La strada sembra più facile su altri aspetti che verrebbero cuciti su misura per i singoli scali. Adr è alle prese con un pesante debito da 1,3 miliardi e al contempo deve affrontare un piano di investimenti da 3,6 miliardi. Enac è disponibile a remunerare in tariffa anche una quota degli oneri sul debito, anche se le delibera Cipe non lo consentirebbe. Sea deve fare investimenti per 1,6 miliardi e ha continuato a investire nonostante la crisi, ma molti dei lavori fatti in passato sono stati finanziati con soldi pubblici, per cui non potrebbero andare in tariffa. Ma anche su queste Enac è disposta a derogare parte.

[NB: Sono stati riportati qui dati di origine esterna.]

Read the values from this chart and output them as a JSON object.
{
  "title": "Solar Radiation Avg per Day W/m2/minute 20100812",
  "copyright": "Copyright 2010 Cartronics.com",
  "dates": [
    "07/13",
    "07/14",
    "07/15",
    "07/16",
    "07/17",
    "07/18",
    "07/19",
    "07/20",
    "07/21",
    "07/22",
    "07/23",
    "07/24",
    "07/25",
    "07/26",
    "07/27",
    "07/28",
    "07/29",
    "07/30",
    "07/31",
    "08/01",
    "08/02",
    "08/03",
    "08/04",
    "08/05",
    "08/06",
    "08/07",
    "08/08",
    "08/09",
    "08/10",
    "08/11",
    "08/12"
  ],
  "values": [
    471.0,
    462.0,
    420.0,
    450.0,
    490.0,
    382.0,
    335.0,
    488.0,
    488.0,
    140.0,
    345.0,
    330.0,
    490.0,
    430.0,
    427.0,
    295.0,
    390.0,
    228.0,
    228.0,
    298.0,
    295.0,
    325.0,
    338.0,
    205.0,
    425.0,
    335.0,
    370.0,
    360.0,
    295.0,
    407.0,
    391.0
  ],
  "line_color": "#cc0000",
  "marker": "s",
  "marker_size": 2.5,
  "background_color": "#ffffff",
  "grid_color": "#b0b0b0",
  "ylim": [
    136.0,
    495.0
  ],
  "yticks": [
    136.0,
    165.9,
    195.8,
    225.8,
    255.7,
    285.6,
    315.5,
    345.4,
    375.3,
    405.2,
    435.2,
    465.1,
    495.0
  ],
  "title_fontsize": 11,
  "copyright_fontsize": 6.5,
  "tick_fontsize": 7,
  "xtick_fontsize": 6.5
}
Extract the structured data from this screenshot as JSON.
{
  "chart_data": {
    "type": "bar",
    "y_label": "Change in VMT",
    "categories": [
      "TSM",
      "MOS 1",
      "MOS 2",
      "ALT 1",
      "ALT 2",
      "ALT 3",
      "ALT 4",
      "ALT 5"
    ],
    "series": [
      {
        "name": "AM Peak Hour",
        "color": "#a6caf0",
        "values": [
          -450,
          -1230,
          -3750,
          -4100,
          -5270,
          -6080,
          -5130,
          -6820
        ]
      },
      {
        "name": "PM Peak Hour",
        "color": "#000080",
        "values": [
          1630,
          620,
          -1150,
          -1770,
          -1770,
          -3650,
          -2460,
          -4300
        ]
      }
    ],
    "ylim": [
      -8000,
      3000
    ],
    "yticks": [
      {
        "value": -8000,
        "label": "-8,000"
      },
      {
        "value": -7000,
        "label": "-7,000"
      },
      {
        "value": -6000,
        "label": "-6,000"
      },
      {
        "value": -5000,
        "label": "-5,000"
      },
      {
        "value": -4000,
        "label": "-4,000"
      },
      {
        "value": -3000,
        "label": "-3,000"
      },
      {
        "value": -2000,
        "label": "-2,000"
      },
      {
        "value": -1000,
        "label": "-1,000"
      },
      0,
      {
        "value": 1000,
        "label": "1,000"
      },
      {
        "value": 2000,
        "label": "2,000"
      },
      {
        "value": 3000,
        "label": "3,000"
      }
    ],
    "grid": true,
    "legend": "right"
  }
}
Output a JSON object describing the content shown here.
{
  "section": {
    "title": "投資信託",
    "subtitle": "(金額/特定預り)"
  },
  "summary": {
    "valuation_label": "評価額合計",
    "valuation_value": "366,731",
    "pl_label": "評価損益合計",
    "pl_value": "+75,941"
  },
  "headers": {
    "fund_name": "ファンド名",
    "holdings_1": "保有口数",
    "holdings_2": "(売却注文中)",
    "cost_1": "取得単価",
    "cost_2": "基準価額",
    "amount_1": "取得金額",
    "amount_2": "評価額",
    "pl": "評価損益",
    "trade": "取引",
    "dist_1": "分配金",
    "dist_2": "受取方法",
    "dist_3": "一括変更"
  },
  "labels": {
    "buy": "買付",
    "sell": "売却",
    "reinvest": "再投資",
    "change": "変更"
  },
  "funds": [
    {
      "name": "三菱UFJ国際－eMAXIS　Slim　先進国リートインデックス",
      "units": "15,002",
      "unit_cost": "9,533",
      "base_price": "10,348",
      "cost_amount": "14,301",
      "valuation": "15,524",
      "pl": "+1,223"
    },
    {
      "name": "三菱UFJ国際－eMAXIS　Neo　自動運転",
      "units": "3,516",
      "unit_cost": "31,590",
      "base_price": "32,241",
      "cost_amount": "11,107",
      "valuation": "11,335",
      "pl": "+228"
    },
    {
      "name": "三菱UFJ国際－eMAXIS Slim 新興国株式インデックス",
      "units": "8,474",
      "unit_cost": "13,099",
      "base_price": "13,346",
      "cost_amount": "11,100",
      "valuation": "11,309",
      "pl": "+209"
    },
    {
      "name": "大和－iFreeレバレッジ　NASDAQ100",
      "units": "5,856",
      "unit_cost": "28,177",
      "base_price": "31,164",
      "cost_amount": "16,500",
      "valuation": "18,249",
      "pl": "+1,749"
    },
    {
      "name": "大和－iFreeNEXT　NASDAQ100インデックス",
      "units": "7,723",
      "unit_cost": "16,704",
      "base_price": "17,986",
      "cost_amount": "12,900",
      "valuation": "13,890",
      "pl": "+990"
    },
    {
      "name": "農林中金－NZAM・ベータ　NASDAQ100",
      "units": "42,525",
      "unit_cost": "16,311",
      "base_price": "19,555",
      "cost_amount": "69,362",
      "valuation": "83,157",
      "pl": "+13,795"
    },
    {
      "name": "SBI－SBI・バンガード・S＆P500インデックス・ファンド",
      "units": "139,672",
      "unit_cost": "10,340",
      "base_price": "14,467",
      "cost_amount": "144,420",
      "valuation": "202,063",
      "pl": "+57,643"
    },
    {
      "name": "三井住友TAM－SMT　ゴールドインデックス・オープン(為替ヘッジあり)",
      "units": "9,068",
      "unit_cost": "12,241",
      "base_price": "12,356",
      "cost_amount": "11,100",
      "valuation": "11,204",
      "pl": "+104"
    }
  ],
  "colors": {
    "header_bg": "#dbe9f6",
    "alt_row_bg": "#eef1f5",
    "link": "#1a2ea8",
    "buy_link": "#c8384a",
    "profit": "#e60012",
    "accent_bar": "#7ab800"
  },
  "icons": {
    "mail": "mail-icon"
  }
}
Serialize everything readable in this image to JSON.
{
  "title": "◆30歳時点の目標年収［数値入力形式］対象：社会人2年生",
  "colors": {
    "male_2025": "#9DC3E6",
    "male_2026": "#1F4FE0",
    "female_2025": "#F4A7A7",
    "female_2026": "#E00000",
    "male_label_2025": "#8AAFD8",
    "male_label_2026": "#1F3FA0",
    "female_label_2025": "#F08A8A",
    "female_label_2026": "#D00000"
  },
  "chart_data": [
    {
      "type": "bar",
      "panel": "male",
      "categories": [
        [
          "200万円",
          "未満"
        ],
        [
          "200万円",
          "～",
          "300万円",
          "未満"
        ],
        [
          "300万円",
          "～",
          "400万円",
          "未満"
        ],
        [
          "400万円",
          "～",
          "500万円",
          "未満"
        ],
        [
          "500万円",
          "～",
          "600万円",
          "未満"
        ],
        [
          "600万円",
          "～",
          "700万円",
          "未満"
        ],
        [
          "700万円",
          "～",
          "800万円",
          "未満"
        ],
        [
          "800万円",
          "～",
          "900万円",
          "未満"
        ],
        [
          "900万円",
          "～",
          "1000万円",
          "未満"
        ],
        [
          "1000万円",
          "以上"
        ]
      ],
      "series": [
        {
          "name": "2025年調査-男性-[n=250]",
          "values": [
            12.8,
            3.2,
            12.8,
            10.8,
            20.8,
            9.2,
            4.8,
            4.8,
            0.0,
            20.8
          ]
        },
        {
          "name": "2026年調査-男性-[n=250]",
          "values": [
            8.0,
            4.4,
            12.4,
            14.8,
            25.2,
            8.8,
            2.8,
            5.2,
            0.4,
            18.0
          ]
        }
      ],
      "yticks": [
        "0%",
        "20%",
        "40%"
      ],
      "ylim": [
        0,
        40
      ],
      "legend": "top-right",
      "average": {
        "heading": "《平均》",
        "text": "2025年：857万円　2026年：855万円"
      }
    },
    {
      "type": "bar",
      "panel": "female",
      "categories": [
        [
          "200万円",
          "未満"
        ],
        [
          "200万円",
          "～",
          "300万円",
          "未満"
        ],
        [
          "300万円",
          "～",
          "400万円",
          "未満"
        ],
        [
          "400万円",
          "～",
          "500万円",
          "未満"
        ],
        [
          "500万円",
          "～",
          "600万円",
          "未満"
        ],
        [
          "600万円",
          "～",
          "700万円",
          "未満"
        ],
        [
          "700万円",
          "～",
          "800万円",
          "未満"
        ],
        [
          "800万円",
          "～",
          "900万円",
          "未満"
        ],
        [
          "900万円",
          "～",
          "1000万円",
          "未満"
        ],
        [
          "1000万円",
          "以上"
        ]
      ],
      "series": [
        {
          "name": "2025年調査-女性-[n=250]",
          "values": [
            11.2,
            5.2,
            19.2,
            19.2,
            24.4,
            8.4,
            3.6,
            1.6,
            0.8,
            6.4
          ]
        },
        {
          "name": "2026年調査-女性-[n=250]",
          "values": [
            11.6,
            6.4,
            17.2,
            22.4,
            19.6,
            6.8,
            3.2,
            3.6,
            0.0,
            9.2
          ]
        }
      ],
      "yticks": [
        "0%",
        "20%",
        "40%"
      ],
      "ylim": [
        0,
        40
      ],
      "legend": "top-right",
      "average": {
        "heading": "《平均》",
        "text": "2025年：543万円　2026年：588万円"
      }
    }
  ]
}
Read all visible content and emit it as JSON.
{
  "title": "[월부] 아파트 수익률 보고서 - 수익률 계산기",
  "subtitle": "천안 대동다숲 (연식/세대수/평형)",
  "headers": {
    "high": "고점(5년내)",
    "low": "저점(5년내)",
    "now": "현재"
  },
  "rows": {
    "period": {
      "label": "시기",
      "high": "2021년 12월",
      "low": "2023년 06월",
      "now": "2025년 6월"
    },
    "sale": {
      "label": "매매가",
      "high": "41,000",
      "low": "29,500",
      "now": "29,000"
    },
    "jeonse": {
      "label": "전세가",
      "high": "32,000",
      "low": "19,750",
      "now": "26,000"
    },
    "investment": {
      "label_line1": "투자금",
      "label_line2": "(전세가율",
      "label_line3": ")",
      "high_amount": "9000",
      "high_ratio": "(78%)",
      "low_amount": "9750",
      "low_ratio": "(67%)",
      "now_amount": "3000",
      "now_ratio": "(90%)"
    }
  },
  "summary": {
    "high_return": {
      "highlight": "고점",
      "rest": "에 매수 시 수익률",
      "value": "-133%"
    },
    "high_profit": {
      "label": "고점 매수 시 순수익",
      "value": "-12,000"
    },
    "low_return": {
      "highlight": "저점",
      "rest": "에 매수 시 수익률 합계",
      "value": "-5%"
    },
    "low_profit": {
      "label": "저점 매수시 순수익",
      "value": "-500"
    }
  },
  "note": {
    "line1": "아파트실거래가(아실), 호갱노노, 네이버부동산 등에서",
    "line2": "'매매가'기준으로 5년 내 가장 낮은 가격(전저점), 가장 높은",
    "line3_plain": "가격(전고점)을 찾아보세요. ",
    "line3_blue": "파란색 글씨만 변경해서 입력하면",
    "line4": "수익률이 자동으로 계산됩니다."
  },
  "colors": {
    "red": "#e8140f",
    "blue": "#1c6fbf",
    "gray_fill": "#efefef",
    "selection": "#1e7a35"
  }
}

Lo stesso discorso vale per Save, che ha fatto 200 milioni di investimenti (in parte con soldi pubblici), mentre deve impiegare altri 100 milioni in 8 anni per collegare il nuovo Terminal alla darsena. Tra i concessionari c'è consenso anche su un nuovo sistema di sanzioni economiche, proposto da Enac, nei casi in cui i concessionari non rispettino gli impegni su investimenti e servizi.